Alun Parry & Friends

Love, Hope, Resistance
The Bluecoat Arts Centre, Liverpool
1st May 2014

Reviewed by Joe Coventry

Affable Alun Parry, erstwhile compere, composer, songwriter and singer, welcomed everyone to the compact Bluecoat performance space for a night that would also include poems and discourses on the working class struggle for a decent life. The backdrop screen to the stage carried the mantra of the evening in direct opposition to its corollary; 'Hate, Fear, Obedience' - increasingly the bywords of the establishment and powers that be these days.

Parry got straight in with a song about Sir Desmond and poorer Jim Sherwood, and the relative values to each of gold or food. Next up poets Louise Fazakerley with 'Bird Street', about the respect afforded the plight of pigeons and drug users, and Morag Reid on the complacency and stupidity that leads to the descent to the bottom of cultural values and worse, set the tone.

You don't have to be famous to stand up to the abuses of the 'Responsible Capitalist' system in which we exist. The next song was about a young girl, mindlessly killed for the way she dressed as a Goth.
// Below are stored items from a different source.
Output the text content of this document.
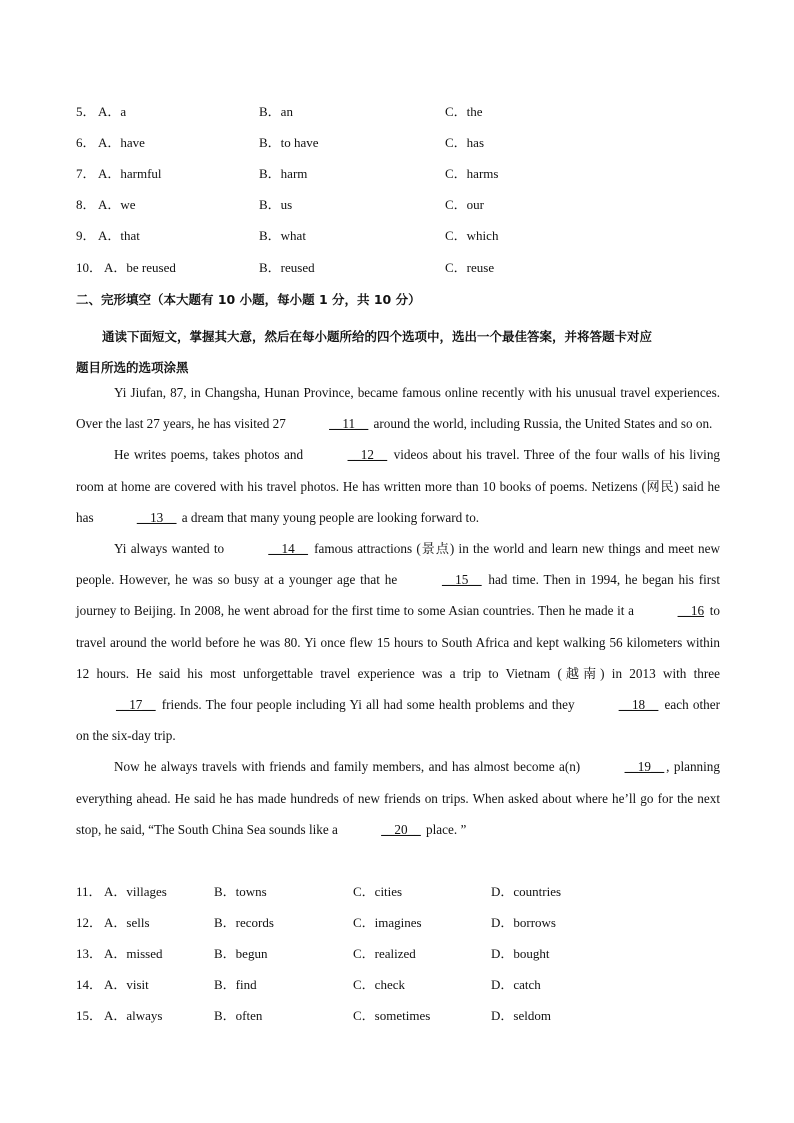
5． A．a	B．an	C．the
6． A．have	B．to have	C．has
7． A．harmful	B．harm	C．harms
8． A．we	B．us	C．our
9． A．that	B．what	C．which
10． A．be reused	B．reused	C．reuse
二、完形填空（本大题有 10 小题，每小题 1 分，共 10 分）
通读下面短文，掌握其大意，然后在每小题所给的四个选项中，选出一个最佳答案，并将答题卡对应
题目所选的选项涂黑

Yi Jiufan, 87, in Changsha, Hunan Province, became famous online recently with his unusual travel experiences. Over the last 27 years, he has visited 27	__11__ around the world, including Russia, the United States and so on.

He writes poems, takes photos and	__12__ videos about his travel. Three of the four walls of his living room at home are covered with his travel photos. He has written more than 10 books of poems. Netizens (网民) said he has	__13__ a dream that many young people are looking forward to.

Yi always wanted to	__14__ famous attractions (景点) in the world and learn new things and meet new people. However, he was so busy at a younger age that he	__15__ had time. Then in 1994, he began his first journey to Beijing. In 2008, he went abroad for the first time to some Asian countries. Then he made it a	__16 to travel around the world before he was 80. Yi once flew 15 hours to South Africa and kept walking 56 kilometers within 12 hours. He said his most unforgettable travel experience was a trip to Vietnam (越南) in 2013 with three __17__ friends. The four people including Yi all had some health problems and they	__18__ each other on the six-day trip.

Now he always travels with friends and family members, and has almost become a(n)	__19__ , planning everything ahead. He said he has made hundreds of new friends on trips. When asked about where he’ll go for the next stop, he said, “The South China Sea sounds like a	__20__ place. ”

11． A．villages	B．towns	C．cities	D．countries
12． A．sells	B．records	C．imagines	D．borrows
13． A．missed	B．begun	C．realized	D．bought
14． A．visit	B．find	C．check	D．catch
15． A．always	B．often	C．sometimes	D．seldom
Parry's The 'Dirty Thirty' embodied the belligerence shown by a small band of Leicester miners who refused to cross the picket line in the year-long 1984 strike. Fazakerley followed this up with a recitation about why caged birds sing - referencing life in old persons homes along the way.

The fast moving programme next had Chris Allen questioning why the richest 1% grab the headlines while there is uncaring contempt instead of compassion, for the most needy in society - sentiments echoed by poet Selina Todd in her poem.

The interval came after 'Rosalita', a song about immigration and the drive to blame the woes of homegrown job seekers, zero hour contracts and all on migrants and another on the travails of train travel in '1962 Barcelona'.

Part two started with cheers for Jim Campell's birthday before Fazackerley launched into musing about Palestine and the never ending struggles of its people. 'The Football Song' and its playing as a team ethos summed up how to beat old and new Etonians at their own game, while the 'Peoples Soviet of Limerick' remembered how in 1919 community interests were defended against the might of the state, as the guitarist played on.

Greg Cary and Morag Reid followed in a duet for words highlighting rebellions from Spartacus to Haitian slaves ditching the yoke of oppression, to the struggle for Votes for Women, to name but a few. Remembering Desi Warren refusing to bow to injustices in the building trade, the merits of the Union Hall and a rendition of The Internationale brought this emotional, still resisting, May Day sing along to a rousing conclusion.